Underfunded school pensions challenge KPERS future
With test scores up and the school finance lawsuit recently settled, Kansas' public school teachers have launched into a new and promising school year.
Most of those teachers, however, have no idea their careers are at the center of a gathering storm in the Statehouse.
That storm has nothing to do with whether to teach evolution or sex education -- subjects that have commanded national attention on Kansas.
It has to do with retirement, pensions and fulfilling promises.
The Kansas Public Employees Retirement System needs large infusions of cash.
That need will require tough choices and heavy political lifting. And it will require today's elected officials to show some will because the political payoff for them will be almost nil, and the effects of their decisions won't be felt until most of them are long gone.
"It's going to be one of the more important issues that we try to address during the next year," said Senate President Stephen Morris, R-Hugoton.
KPERS is a quiet giant in state government that administers retirement plans for state and local public employees. It has assets of $12.2 billion, which it invests. That amount is more than state government's annual spending budget. KPERS has 250,000 active, inactive and retired members, who represent nearly 1 in 10 Kansans.
As mammoth as KPERS is, there is a gap between the value of KPERS' assets and its future obligations to provide pensions.
That gap is called the unfunded actuarial liability, and it is growing.
In 2004, the unfunded liability was $4.7 billion. A recent report showed that in 2005, the unfunded liability grew by another 10 percent to $5.1 billion.
The major part of that unfunded liability -- $3.5 billion -- is associated with the school portion of the system.
"The school system came into KPERS with no assets," said Glenn Deck, executive director of KPERS. "And the contributions have not been at the proper rate for a number of years."
When the old public school retirement plan became part of KPERS in the 1970s, it was in poor financial shape.

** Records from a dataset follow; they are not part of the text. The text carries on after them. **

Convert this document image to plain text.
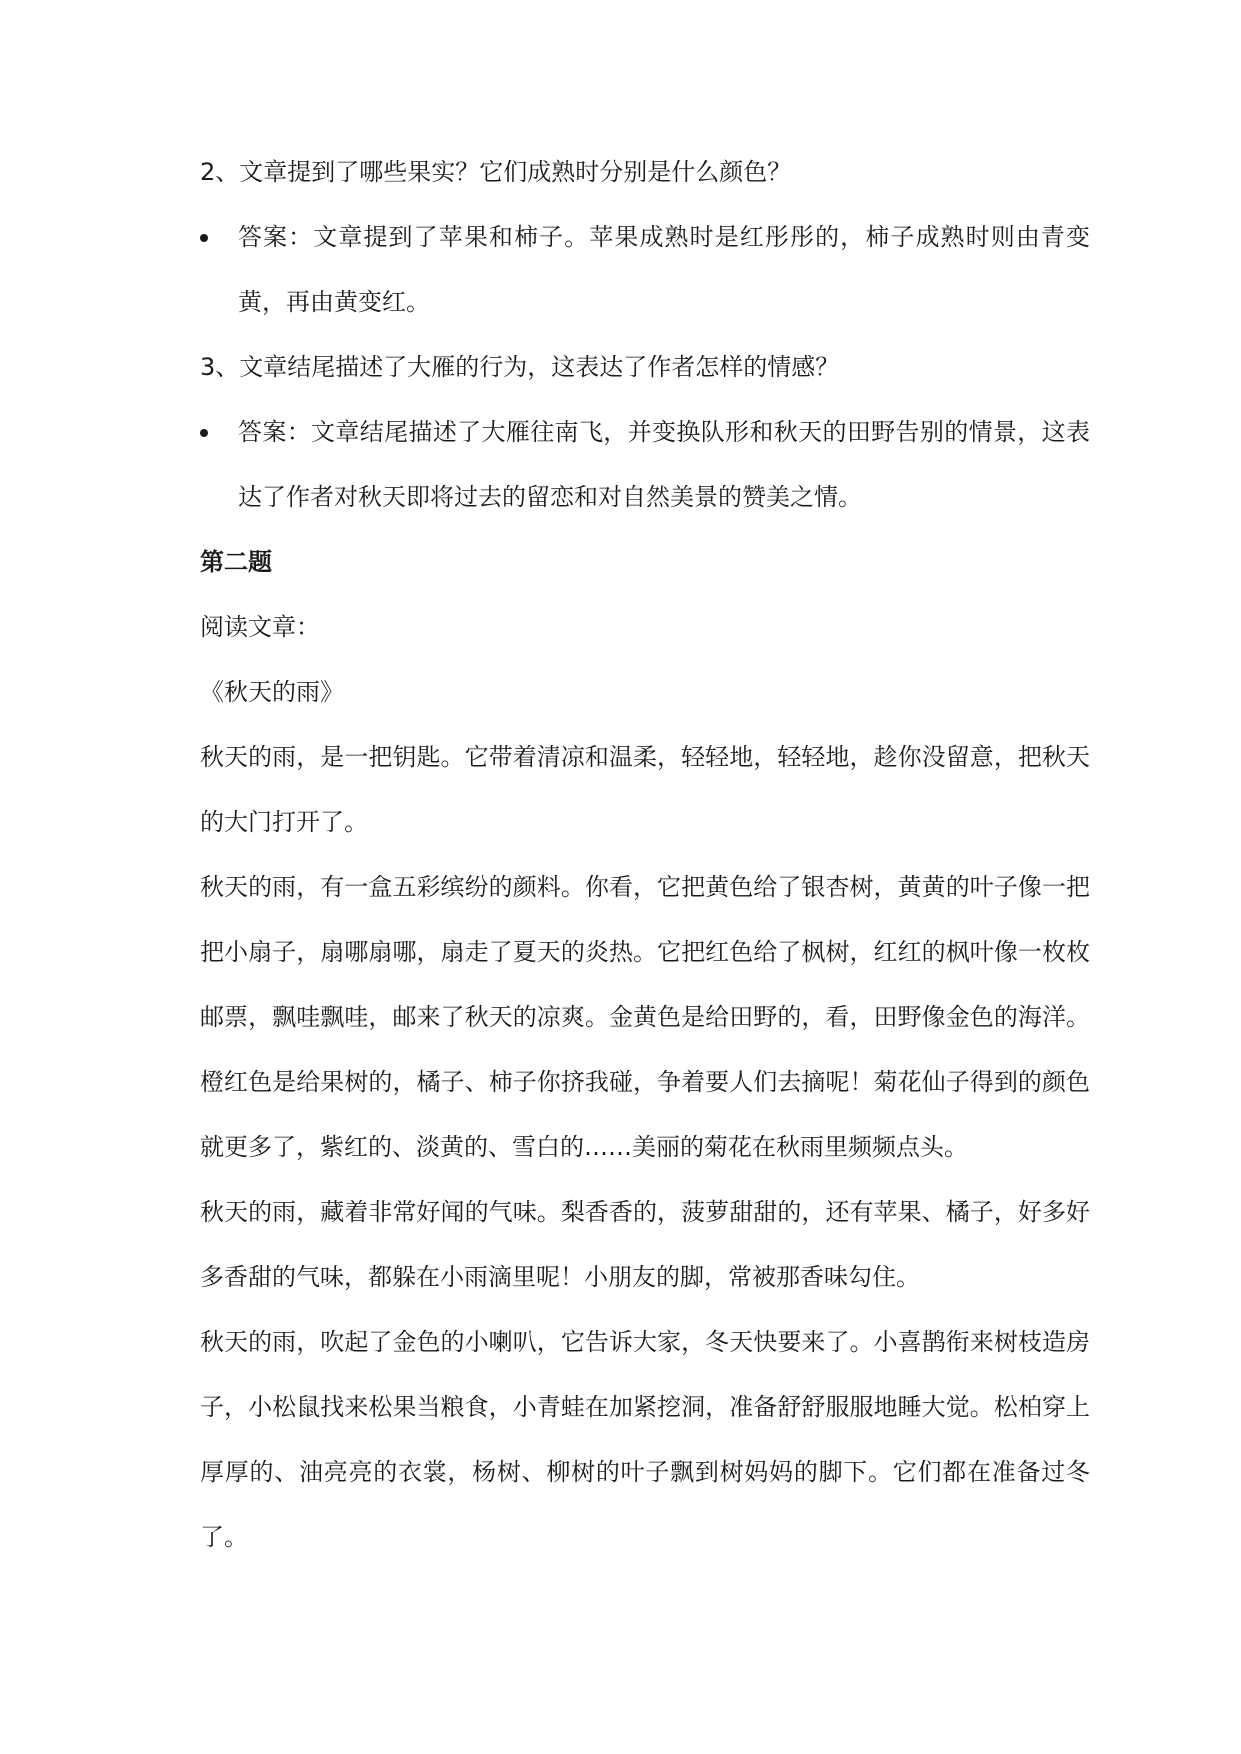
2、文章提到了哪些果实？它们成熟时分别是什么颜色？

答案：文章提到了苹果和柿子。苹果成熟时是红彤彤的，柿子成熟时则由青变黄，再由黄变红。

3、文章结尾描述了大雁的行为，这表达了作者怎样的情感？

答案：文章结尾描述了大雁往南飞，并变换队形和秋天的田野告别的情景，这表达了作者对秋天即将过去的留恋和对自然美景的赞美之情。

第二题

阅读文章：

《秋天的雨》

秋天的雨，是一把钥匙。它带着清凉和温柔，轻轻地，轻轻地，趁你没留意，把秋天的大门打开了。

秋天的雨，有一盒五彩缤纷的颜料。你看，它把黄色给了银杏树，黄黄的叶子像一把把小扇子，扇哪扇哪，扇走了夏天的炎热。它把红色给了枫树，红红的枫叶像一枚枚邮票，飘哇飘哇，邮来了秋天的凉爽。金黄色是给田野的，看，田野像金色的海洋。橙红色是给果树的，橘子、柿子你挤我碰，争着要人们去摘呢！菊花仙子得到的颜色就更多了，紫红的、淡黄的、雪白的……美丽的菊花在秋雨里频频点头。

秋天的雨，藏着非常好闻的气味。梨香香的，菠萝甜甜的，还有苹果、橘子，好多好多香甜的气味，都躲在小雨滴里呢！小朋友的脚，常被那香味勾住。

秋天的雨，吹起了金色的小喇叭，它告诉大家，冬天快要来了。小喜鹊衔来树枝造房子，小松鼠找来松果当粮食，小青蛙在加紧挖洞，准备舒舒服服地睡大觉。松柏穿上厚厚的、油亮亮的衣裳，杨树、柳树的叶子飘到树妈妈的脚下。它们都在准备过冬了。
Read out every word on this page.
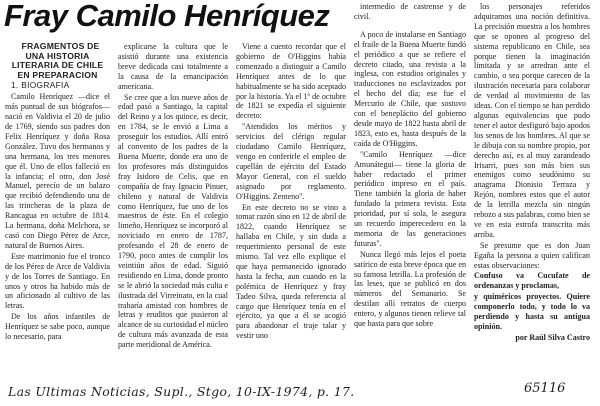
Fray Camilo Henríquez

FRAGMENTOS DE UNA HISTORIA LITERARIA DE CHILE EN PREPARACION

1. BIOGRAFIA

Camilo Henríquez —dice el más puntual de sus biógrafos— nació en Valdivia el 20 de julio de 1769, siendo sus padres don Felix Henríquez y doña Rosa González. Tuvo dos hermanos y una hermana, los tres menores que él. Uno de ellos falleció en la infancia; el otro, don José Manuel, perecío de un balazo que recibió defendiendo una de las trincheras de la plaza de Rancagua en octubre de 1814. La hermana, doña Melchora, se casó con Diego Pérez de Arce, natural de Buenos Aires.

Este matrimonio fue el tronco de los Pérez de Arce de Valdivia y de los Torres de Santiago. En unos y otros ha habido más de un aficionado al cultivo de las letras.

De los años infantiles de Henríquez se sabe poco, aunque lo necesario, para

explicarse la cultura que le asistió durante una existencia breve dedicada casi totalmente a la causa de la emancipación americana.

Se cree que a los nueve años de edad pasó a Santiago, la capital del Reino y a los quince, es decir, en 1784, se le envió a Lima a proseguir los estudios. Allí entró al convento de los padres de la Buena Muerte, donde era uno de los profesores más distinguidos fray Isidoro de Celis, que en compañía de fray Ignacio Pinuer, chileno y natural de Valdivia como Henríquez, fue uno de los maestros de éste. En el colegio limeño, Henríquez se incorporó al noviciado en enero de 1787, profesando el 28 de enero de 1790, poco antes de cumplir los veintiún años de edad. Siguió residiendo en Lima, donde pronto se le abrió la sociedad más culta e ilustrada del Virreinato, en la cual trabaría amistad con hombres de letras y eruditos que pusieron al alcance de su curiosidad el núcleo de cultura más avanzada de esta parte meridional de América.

Viene a cuento recordar que el gobierno de O'Higgins había comenzado a distinguir a Camilo Henríquez antes de lo que habitualmente se ha sido aceptado por la historia. Ya el 1º de octubre de 1821 se expedía el siguiente decreto:

"Atendidos los méritos y servicios del clérigo regular ciudadano Camilo Henríquez, vengo en conferirle el empleo de capellán de ejército del Estado Mayor General, con el sueldo asignado por reglamento. O'Higgins. Zenteno".

En este decreto no se vino a tomar razón sino en 12 de abril de 1822, cuando Henríquez se hallaba en Chile, y sin duda a requerimiento personal de este mismo. Tal vez ello explique el que haya permanecido ignorado hasta la fecha, aun cuando en la polémica de Henríquez y fray Tadeo Silva, queda referencia al cargo que Henríquez tenía en el ejército, ya que a él se acogió para abandonar el traje talar y vestir uno

intermedio de castrense y de civil.

A poco de instalarse en Santiago el fraile de la Buena Muerte fundó el periódico a que se refiere el decreto citado, una revista a la inglesa, con estudios originales y traducciones no esclavizados por el hecho del día; ese fue el Mercurio de Chile, que sostuvo con el beneplácito del gobierno desde mayo de 1822 hasta abril de 1823, esto es, hasta después de la caída de O'Higgins.

"Camilo Henríquez —dice Amunátegui— tiene la gloria de haber redactado el primer periódico impreso en el país. Tiene también la gloria de haber fundado la primera revista. Esta prioridad, por sí sola, le asegura un recuerdo imperecedero en la memoria de las generaciones futuras".

Nunca llegó más lejos el poeta satírico de esta breve época que en su famosa letrilla. La profesión de las leses, que se publicó en dos números del Semanario. Se destilan allí retratos de cuerpo entero, y algunos tienen relieve tal que basta para que sobre

los personajes referidos adquiramos una noción definitiva. La precisión muestra a los hombres que se oponen al progreso del sistema republicano en Chile, sea porque tienen la imaginación limitada y se arredran ante el cambio, o sea porque carecen de la ilustración necesaria para colaborar de verdad al movimiento de las ideas. Con el tiempo se han perdido algunas equivalencias que pudo tener el autor desfiguró bajo apodos los senos de los hombres. Al que se le dibuja con su nombre propio, por derecho así, es al muy zarandeado Irisarri, pues son más bien sus enemigos como seudónimo su anagrama Dionisio Terraza y Rejón, nombres estos que el autor de la letrilla mezcla sin ningún rebozo a sus palabras, como bien se ve en esta estrofa transcrita más arriba.

Se presume que es don Juan Egaña la persona a quien califican estas observaciones:

Confuso va Cucufate de ordenanzas y proclamas,

y quiméricos proyectos. Quiere componerlo todo, y todo lo va perdiendo y hasta su antigua opinión.

por Raúl Silva Castro

Las Ultimas Noticias, Supl., Stgo, 10-IX-1974, p. 17.	65116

Deck emphasized that there is no danger of the current system not paying pension benefits, but the unfunded liability does mean that increased state funding or changes in retirement plans for future employees must be considered.
Ironically, KPERS' strong investment earnings in the 1990s masked some of the funding problems that must be dealt with now.
"We finally got a handle on the problem in 2001 and 2002, and we've been working on it ever since," Deck said.
Compounding the problem of the unfunded liability is the always-present potential for volatile investment performance, which is exactly what happened during the recession after the Sept. 11, 2001, attacks.
Another recession would hit the pension fund hard, Morris said.
"With negative earnings in our stock market portfolio, then we could have problems. We are sort of living hand to mouth," Morris said.
Also, because retirees are living much longer now, they receive more benefits. The average female born in 2000 can expect to live 84.2 years versus 78.5 years for a female born in 1950.
Currently, employees in the system can retire with full benefits at age 55 with 30 years of service. KPERS has proposed a plan that would increase the retirement age to 65.
Under Senate Bill 281, which was introduced last year but pulled back for further study, KPERS also would offer an optional defined contribution plan like a 401(k) where employees decide how much of their pay to save. Workers then don't have to pay taxes on what they save until retirement, when they withdraw their money.
Teachers and public employee groups are closely monitoring the situation.
Mark Desetti, director of legislative advocacy for the Kansas-National Education Assn., doesn't like the proposed solution, nor the implications.
"The argument shouldn't be 'Those teachers are going to drive us bankrupt.'" he said. "Instead it's the failure of Legislature in the past to take care of the system appropriately."
Desetti said it is a tough issue and many lawmakers now confronting it weren't around when the problem started.
"What's difficult is it is a huge amount of money, and we all know that," he said. "Ultimately it will take more than talk, but you don't solve the problem on the backs of the people who have held up their end of the bargain."
Deena Burnett, a 26-year teaching veteran who teaches eighth-grade English at West Junior High School in Lawrence, said extending the retirement age would hurt state efforts to train teachers.
"It would be one more strike against going into the field of education," Burnett said. "The reality is that the Legislature hasn't put enough money into the system. It's worrisome. It's a big question mark."
Whatever the solution, Deck said, work needs to start now.
During the past few years, he said, officials have tried to attack the problem of inadequate contributions from the state by increasing the contributions and approving $500 million in pension obligation bonds. Still, he said, the moves aren't enough to cover the gap.
For example, in the current fiscal year, the state's contribution to the state and school employee retirement groups is $209 million. But the needed amount to take care of future pensions is $319 million -- a shortfall of $110 million, and $100 million of that gap is in the school group. That shortfall of $110 million will increase to the $140 million range in the next few years, Deck said.
He equated the KPERS system to steering an oil tanker past icebergs. Adjustments must be made well in advance to navigate safely.
"There is a huge cost over time to the state for delaying funding. It's like not making your credit card or house payment," he said.